In total, almost ■7 billion every year is spent on diseases created by bad diet, over use of alcohol and tobacco consumption. However the spend on preventing these self-induced illnesses for next year and beyond, does not come anywhere near proportionate to the long term cost of treating the symptoms of these illnesses.

A vibrant private health insurance sector that can fund private medicine side by side with public medicine would massively improve patient outcomes for all. Universal health insurance is an aspiration with some merit and benefit for the country, yet in order for such a regime to be a realistic proposition, a competitive health insurance market based on a fair market practice and driven by multiple competitors is the only means by which this objective can be achieved.

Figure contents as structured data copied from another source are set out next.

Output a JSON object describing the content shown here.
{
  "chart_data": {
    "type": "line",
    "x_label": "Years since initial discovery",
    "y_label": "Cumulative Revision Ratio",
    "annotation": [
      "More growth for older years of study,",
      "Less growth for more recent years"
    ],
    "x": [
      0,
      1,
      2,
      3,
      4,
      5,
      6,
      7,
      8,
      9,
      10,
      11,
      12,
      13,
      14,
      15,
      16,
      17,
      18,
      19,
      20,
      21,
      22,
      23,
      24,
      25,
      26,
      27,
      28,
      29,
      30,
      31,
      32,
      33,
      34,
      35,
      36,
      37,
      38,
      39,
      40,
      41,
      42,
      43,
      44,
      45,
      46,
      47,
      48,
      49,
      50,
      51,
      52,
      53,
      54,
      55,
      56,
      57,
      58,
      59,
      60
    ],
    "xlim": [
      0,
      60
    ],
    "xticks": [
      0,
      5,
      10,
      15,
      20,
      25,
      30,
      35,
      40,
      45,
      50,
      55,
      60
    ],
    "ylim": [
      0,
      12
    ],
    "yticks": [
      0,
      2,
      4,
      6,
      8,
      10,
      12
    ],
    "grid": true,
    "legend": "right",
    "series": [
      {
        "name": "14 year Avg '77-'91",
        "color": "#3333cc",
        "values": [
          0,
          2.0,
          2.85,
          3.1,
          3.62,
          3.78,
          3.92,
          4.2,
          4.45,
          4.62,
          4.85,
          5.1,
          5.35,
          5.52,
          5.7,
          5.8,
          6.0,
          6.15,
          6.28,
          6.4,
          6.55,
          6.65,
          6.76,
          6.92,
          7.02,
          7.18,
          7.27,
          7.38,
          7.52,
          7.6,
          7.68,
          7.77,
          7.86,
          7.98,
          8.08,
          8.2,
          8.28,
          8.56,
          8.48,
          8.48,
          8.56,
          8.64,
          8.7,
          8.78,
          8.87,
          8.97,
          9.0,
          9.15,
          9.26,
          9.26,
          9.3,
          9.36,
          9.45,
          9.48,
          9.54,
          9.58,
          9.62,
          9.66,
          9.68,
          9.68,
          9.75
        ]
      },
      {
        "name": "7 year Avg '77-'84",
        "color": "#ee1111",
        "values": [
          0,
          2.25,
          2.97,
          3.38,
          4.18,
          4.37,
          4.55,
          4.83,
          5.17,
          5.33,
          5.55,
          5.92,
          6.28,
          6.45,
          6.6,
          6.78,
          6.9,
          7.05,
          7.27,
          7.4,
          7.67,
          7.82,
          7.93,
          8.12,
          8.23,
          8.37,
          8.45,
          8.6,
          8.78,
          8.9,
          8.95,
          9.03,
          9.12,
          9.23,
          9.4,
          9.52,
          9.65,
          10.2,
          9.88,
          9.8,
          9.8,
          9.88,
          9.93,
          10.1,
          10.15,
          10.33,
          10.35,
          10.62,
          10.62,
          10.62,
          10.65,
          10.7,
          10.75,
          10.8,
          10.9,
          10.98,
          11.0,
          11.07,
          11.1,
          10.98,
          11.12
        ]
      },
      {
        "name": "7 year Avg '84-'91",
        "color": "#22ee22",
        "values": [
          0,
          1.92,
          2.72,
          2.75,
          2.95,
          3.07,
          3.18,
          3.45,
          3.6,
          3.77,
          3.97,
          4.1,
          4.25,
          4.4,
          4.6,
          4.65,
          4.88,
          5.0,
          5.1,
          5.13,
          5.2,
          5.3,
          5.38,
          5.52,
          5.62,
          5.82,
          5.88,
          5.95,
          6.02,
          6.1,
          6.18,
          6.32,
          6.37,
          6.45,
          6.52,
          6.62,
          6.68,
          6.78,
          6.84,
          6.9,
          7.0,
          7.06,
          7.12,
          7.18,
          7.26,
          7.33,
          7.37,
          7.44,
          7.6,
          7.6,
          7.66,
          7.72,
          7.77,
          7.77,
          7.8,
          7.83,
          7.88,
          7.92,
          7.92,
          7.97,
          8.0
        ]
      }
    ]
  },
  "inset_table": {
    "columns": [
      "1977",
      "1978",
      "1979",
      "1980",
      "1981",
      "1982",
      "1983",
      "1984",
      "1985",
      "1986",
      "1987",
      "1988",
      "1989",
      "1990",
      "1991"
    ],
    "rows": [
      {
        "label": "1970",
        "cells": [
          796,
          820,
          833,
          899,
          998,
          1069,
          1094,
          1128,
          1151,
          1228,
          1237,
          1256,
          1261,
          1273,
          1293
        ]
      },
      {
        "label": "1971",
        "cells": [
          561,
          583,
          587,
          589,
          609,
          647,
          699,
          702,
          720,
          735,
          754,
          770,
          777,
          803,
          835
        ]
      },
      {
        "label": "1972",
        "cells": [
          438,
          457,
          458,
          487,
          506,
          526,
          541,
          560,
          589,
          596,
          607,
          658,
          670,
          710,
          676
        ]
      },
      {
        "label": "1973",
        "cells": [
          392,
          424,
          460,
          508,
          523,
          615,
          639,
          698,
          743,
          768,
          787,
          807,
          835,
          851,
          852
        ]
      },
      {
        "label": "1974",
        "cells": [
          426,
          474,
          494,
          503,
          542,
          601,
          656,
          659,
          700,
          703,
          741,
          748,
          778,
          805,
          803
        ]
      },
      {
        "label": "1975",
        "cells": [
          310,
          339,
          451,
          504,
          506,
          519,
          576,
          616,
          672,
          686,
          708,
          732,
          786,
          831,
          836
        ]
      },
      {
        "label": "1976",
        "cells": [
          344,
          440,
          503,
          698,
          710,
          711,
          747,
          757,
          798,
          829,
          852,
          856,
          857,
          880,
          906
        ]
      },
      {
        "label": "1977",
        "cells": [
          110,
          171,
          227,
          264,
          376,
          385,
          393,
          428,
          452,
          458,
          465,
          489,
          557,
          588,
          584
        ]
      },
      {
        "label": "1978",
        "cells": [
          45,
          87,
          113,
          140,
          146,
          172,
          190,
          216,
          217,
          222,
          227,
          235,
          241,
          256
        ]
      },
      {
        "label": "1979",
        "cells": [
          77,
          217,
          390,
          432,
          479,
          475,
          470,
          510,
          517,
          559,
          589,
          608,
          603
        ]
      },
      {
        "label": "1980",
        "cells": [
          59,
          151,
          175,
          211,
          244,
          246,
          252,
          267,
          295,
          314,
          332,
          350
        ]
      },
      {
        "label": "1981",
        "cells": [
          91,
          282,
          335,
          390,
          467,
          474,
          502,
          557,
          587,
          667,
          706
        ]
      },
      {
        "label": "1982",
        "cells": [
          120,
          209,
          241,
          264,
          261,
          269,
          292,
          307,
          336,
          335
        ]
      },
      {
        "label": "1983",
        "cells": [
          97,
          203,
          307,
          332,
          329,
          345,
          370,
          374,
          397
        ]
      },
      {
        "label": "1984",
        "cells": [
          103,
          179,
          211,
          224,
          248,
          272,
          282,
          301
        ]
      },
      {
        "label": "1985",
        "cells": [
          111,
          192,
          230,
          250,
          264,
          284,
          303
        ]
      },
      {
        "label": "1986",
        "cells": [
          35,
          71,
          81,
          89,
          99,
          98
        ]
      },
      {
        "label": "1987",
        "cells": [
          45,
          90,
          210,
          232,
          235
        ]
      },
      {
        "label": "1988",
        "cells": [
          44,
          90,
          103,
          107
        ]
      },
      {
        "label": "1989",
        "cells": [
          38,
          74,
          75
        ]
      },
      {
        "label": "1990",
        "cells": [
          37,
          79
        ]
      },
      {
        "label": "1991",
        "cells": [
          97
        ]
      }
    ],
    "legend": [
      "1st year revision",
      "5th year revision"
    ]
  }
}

The health strand of the Reform Conference comprises individuals who are currently either at the coal face of delivering health services, or those who have a clear understanding of the consequences of self-induced chronic diseases.

Lunch Break 1.30pm-2.30pm

Economy – 2.30pm – 4.00pm

Chairperson: David McWilliams – Economist, Author and Public Commentator


Eddie Molloy – Management development specialist
Alison Cowzer – MD of The Company of Food, Chair of the HBan Angel Investment Food Syndicate
Brian Caulfield – Entrepreneur, Angel Investor in the tech sector

The weaknesses inherent in Ireland’s economic development over the past decade are well documented but perhaps not so well understood. Sustainable economic growth that creates long-term employment is key to the development and success of Irish society. SMEs account for more than 60% of employment in Ireland while foreign multinational investors account for just 10%.

Sustainable job creation and an enterprise driven recovery can only be achieved if we create policies that help our existing exporting businesses and encourage new ones to emerge. We must build an economy and a society that does not fall victim to the failed economic policies of the past.

The economy strand of the Reform Conference will feature leading economic experts and indigenous Irish business leaders from SME-focussed and export-driven companies who have proven credentials in creating sustainable jobs. The panel will discuss reforms that can drive, incentivise and direct the flow of credit and investment into the areas of the Irish economy that are resilient and can withstand future economic storms.

updated to correct name by Jane S

5 thoughts on “Reform Alliance Conference

  1. Who is this Paul Mathews TD; I thought it was Peter? Such a small group of insurgents and they don’t seem to know each other. Doesn’t augur well for the future – if they have any collectively.

    The confessional motivation for their insurgency doesn’t augur well either. But the real clincher is the failure to craft and present a narrative and vision – expressed in distinctive policy departures – and to attempt to persuade voters. Policy stances will be like cushions, bearing the imprint of the last voter or group of voters who sat on them. Ireland’s ‘deep state’ – comprised of the concentric and intersecting Golden Circles – will be untouched. You are looking at privileged members.

    • I don’t think so, Robert. There was an interesting mix of liberalism and progressivism in the PDs initially. But it couldn’t resolve the inherent conflicts in this mix, lost its way and was crushed by FFand FG. This effort is like an execrable Hollywood re-make of a critically acclaimed, but commercially unsuccessful, movie.

      • I really don’t know what they are trying to achieve? They are an odd bunch, at least the PD’s had a firebrand in Des O’Malley who came out swinging and called the corruption as he saw it,. However they got back into bed with CJH first chance they got? They became part and parcel of the very thing they were set up to oppose.

        Luscinda did not come out as O’Malley did, she is playing her cards differently, acting more like the bold girl, problem is, apart from not being charismatic, her policies are nondescript and uninspiring, we don’t need another version of FG. O’Malley kept talking about building “A New Republic” which he welched on of coruse. The Reform Alliance have no hint of radicalism about them. There is no Beppe Grillo about this lot nothing inspiring. There is a need for a new party but not made uf of the same old, same old.